Dossier spécial

La réforme à l'examen

Les T.S. à l’assaut de l’austérité


Par

Je suis étudiante de dernière année au baccalauréat en travail social de l’Université McGill. Également diplômée en Techniques d’intervention en délinquance, je m’apprête à déposer ma demande d’admission à la maîtrise. Mes objectifs de carrière sont clairs et précis: je tiens à en apprendre le plus possible sur le travail social afin de pouvoir être une alliée ferme et solide des populations vulnérables et marginalisées d’ici et d’ailleurs. En ce sens, je ne ferme pas la porte à des études doctorales en service social, à l’enseignement postsecondaire dans le domaine, à la scénarisation de films documentaires voulant secouer les idées reçues ainsi qu’à la rédaction d’ouvrages et d’articles destinés à la population en général. Tous les moyens sont bons pour faire avancer la collectivité et faire changer certaines mentalités. Je suis jeune, passionnée et je déborde d’énergie et de motivation.

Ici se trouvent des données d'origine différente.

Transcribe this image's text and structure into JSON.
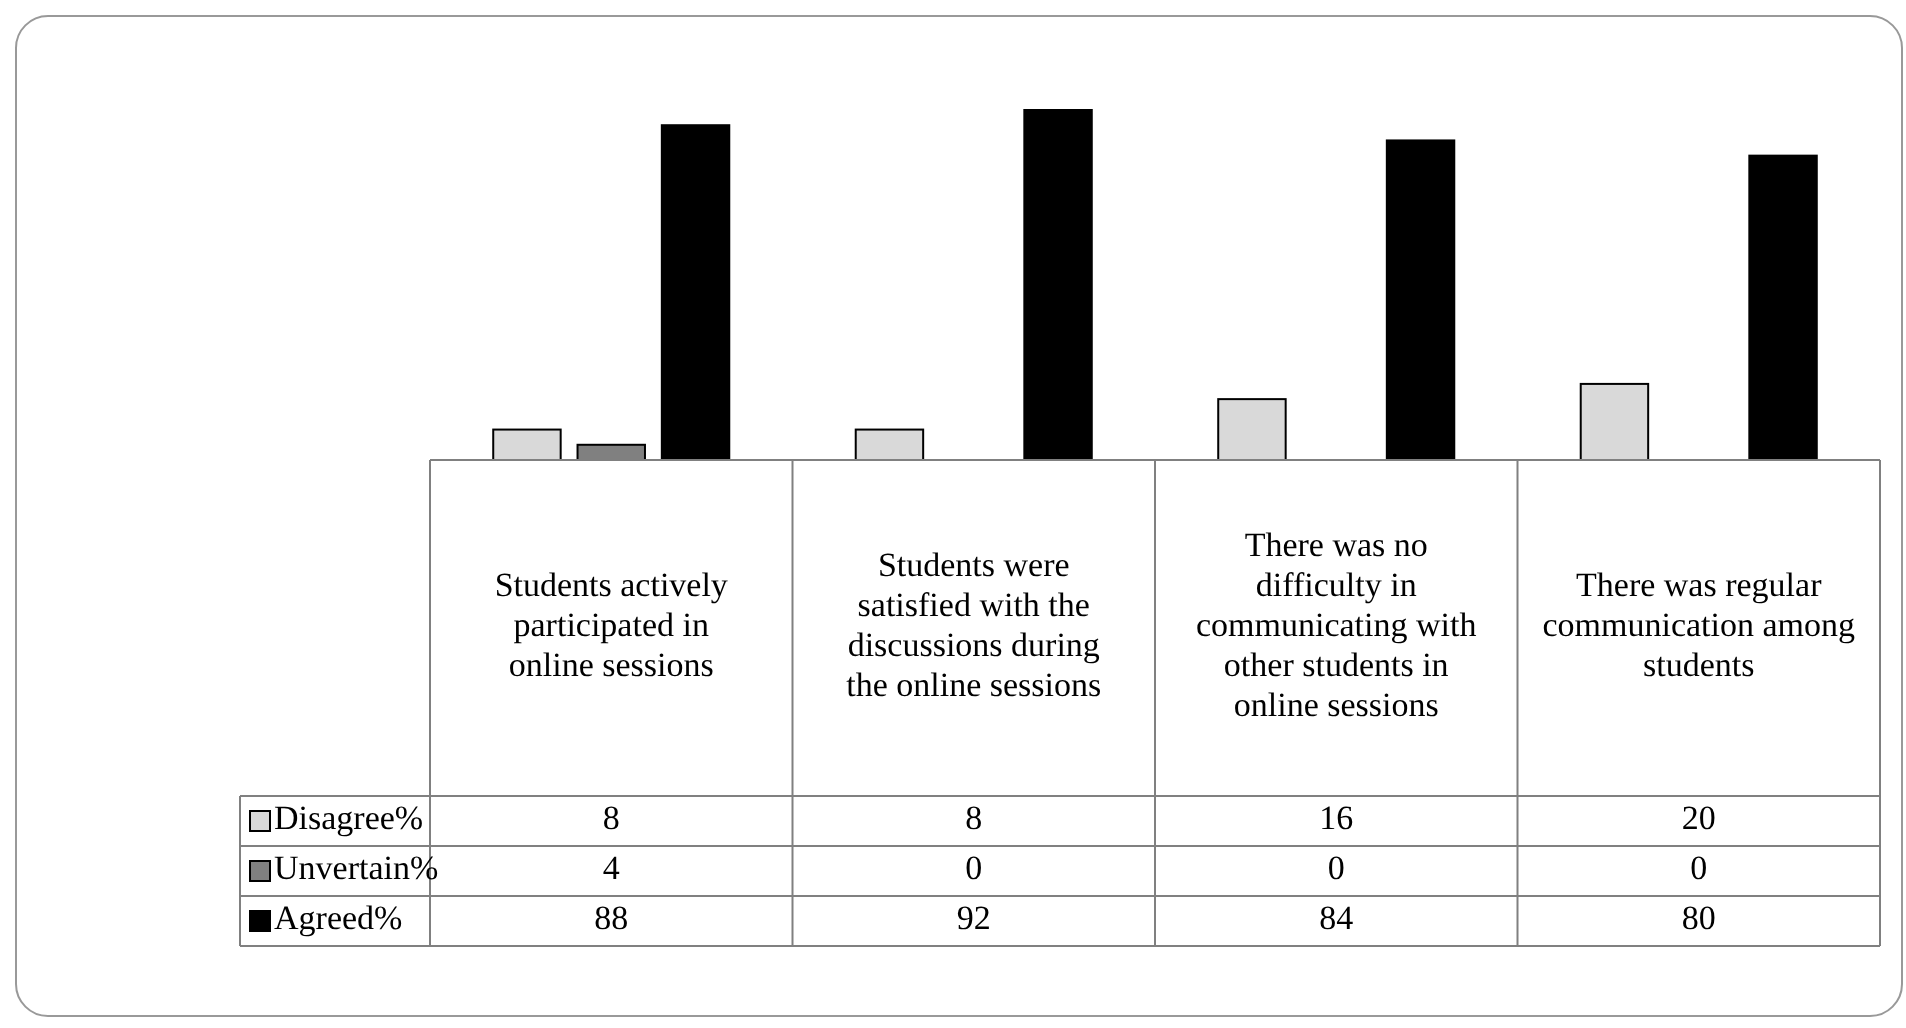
{
  "chart_data": {
    "type": "bar",
    "categories": [
      "Students actively participated in online sessions",
      "Students were satisfied with the discussions during the online sessions",
      "There was no difficulty in communicating with other students in online sessions",
      "There was regular communication among students"
    ],
    "series": [
      {
        "name": "Disagree%",
        "color": "#d9d9d9",
        "values": [
          8,
          8,
          16,
          20
        ]
      },
      {
        "name": "Unvertain%",
        "color": "#808080",
        "values": [
          4,
          0,
          0,
          0
        ]
      },
      {
        "name": "Agreed%",
        "color": "#000000",
        "values": [
          88,
          92,
          84,
          80
        ]
      }
    ],
    "data_labels": true,
    "legend": "bottom"
  }
}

En tant que future professionnelle, je suis sans doute animée, bien malgré moi, d’une certaine naïveté. Les politiques d’austérité qui s’insèrent insidieusement dans la société québécoise me heurtent, m’affectent et me concernent sur plusieurs fronts. Le contexte actuel (et futur) pourrait faire ralentir mon enthousiasme. J’ai déjà senti chez plusieurs de mes collègues, que ce soit en stage, dans les salles de cours ou dans des milieux de travail, un épuisement ainsi qu’un certain désenchantement. Plusieurs se réorientent même, désabusés de ne pouvoir pratiquer dans des conditions optimales, avec les idéaux qu’ils s’étaient imaginés sur les bancs d’école. Comme vous le savez sans doute, plusieurs d’entre nous entrent dans la profession en espérant « changer le monde » ce qui a son lot d’avantages et d’inconvénients.

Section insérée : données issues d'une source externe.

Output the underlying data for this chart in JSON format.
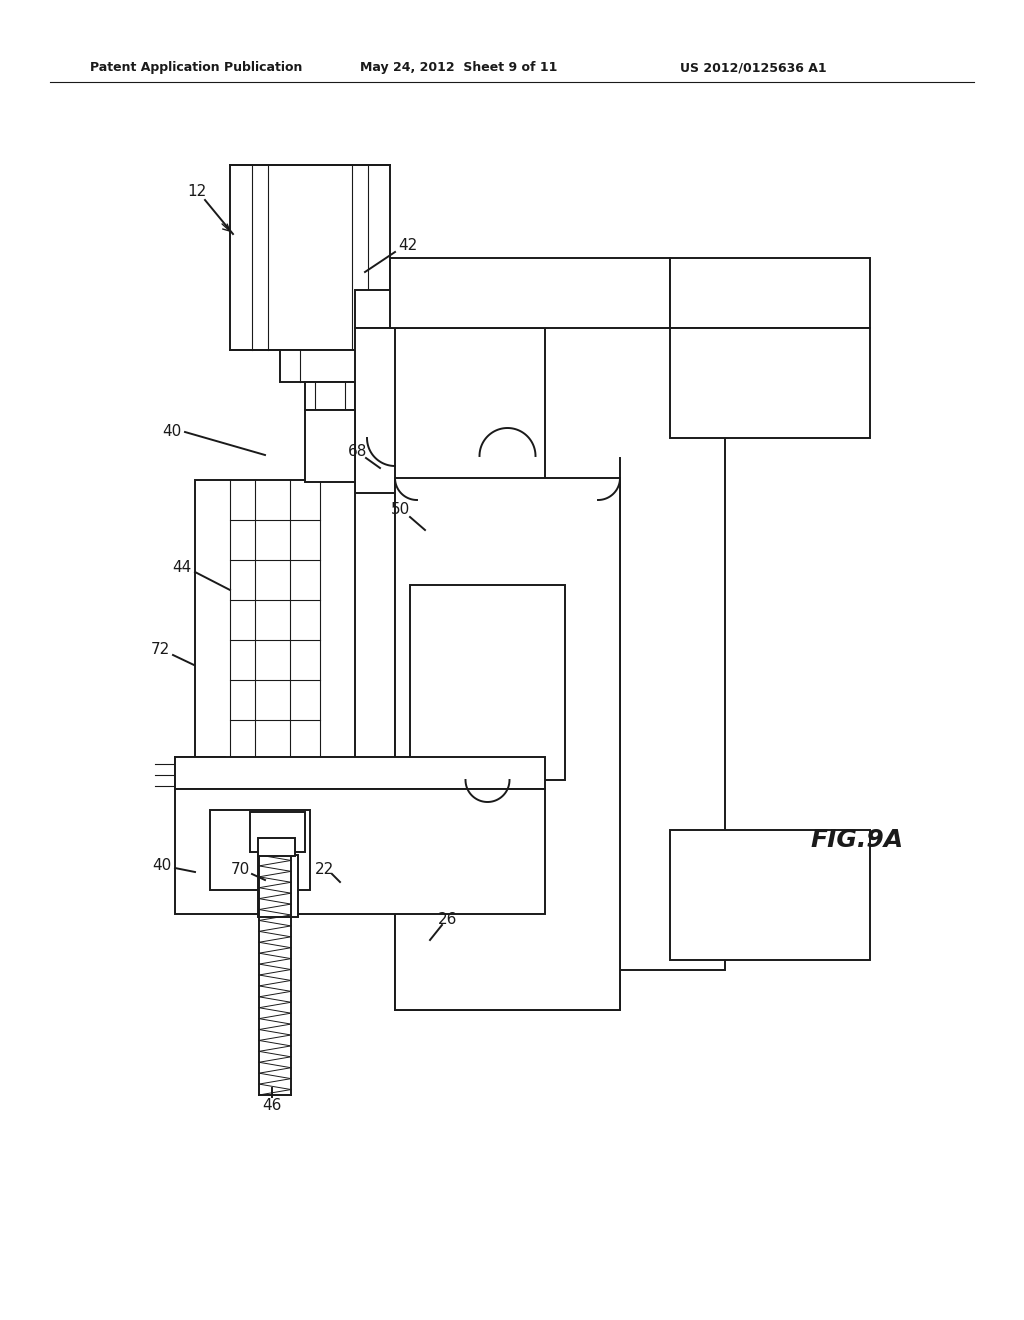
{
  "header_left": "Patent Application Publication",
  "header_mid": "May 24, 2012  Sheet 9 of 11",
  "header_right": "US 2012/0125636 A1",
  "figure_label": "FIG.9A",
  "bg_color": "#ffffff",
  "line_color": "#1a1a1a",
  "lw": 1.4
}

Des coupes et des politiques idéologiques

Le 27 août dernier, je me suis rendue à la deuxième édition de l’évènement «Épluchons l’Austérité», organisé par le collectif Ahuntsic-Montréal-Nord. C’est en mangeant des épis de maïs que plusieurs citoyens, membres de groupes communautaires, étudiants, travailleurs sociaux et travailleuses sociales se sont réunis afin d’écouter plusieurs allocutions portant sur les impacts des politiques d’austérité récemment mises en place par le gouvernemental libéral de Philippe Couillard. Ces impacts se ressentent en éducation, en santé et services sociaux ou encore en ce qui a trait aux logements sociaux. Il est également important de souligner que les impacts de ces politiques ont des effets aggravés pour les femmes, tel que dénoncé par divers groupes sociaux.

Les femmes sont les premières prestataires de services dans les domaines directement touchés par les coupes, mais elles sont également plus nombreuses à bénéficier de ces mêmes services qui sont aujourd’hui précarisés. Ces questions concernent hautement les aspirants travailleurs sociaux, car non seulement notre formation nous donne accès un champ d’action excessivement vaste, mais elle nous donne un cadre d’analyse des inégalités sociales qui prend en compte «la personne dans l’environnement». En ce sens, nous travaillons également en amont, à la source de ces aberrations qui découlent de décisions gouvernementales qui semblent suivre une idéologie précise. Nous ne nous contentons pas d’explications purement individuelles et personnelles de ces phénomènes sociaux.

Garder ses idéaux, des bancs d’école au terrain

J’ai réalisé un stage d’une année au CLSC Saint-Henri au programme de soutien à domicile. Je m’apprête à entamer un stage en oncologie, au site Glen. J’ai constaté qu’une pression s’exerce actuellement sur les travailleurs sociaux pour qu’ils en fassent toujours plus avec moins. Cela aura très certainement un impact sur la qualité des services donnés à la population. Et ce, malgré le travail acharné des travailleurs sociaux qui ne demandent qu’à donner le meilleur d’eux-mêmes et qui ont choisi ce métier car ils tiennent sincèrement à améliorer le monde dans lequel ils vivent par solidarité envers leur prochain.

Des réformes il y en a eu plusieurs par le passé. Il y en aura sans doute encore. Je ne sais pas ce que l’avenir nous réserve, mais une chose est sure, je ne souhaite pas abandonner la mission que je me suis donnée en choisissant le travail social. En fait, je n’ai jamais un seul instant douté de mon choix de carrière malgré les défis qu’il représente. Cette mission n’a peut-être pas la cote et n’est sans doute pas très glamour, mais elle est importante pour moi et plusieurs de mes concitoyens. Je n’ai pas l’intention de la lâcher de sitôt. Pour moi, les travailleurs sociaux se doivent d’être à l’assaut de l’austérité. C’est le fondement même de notre profession.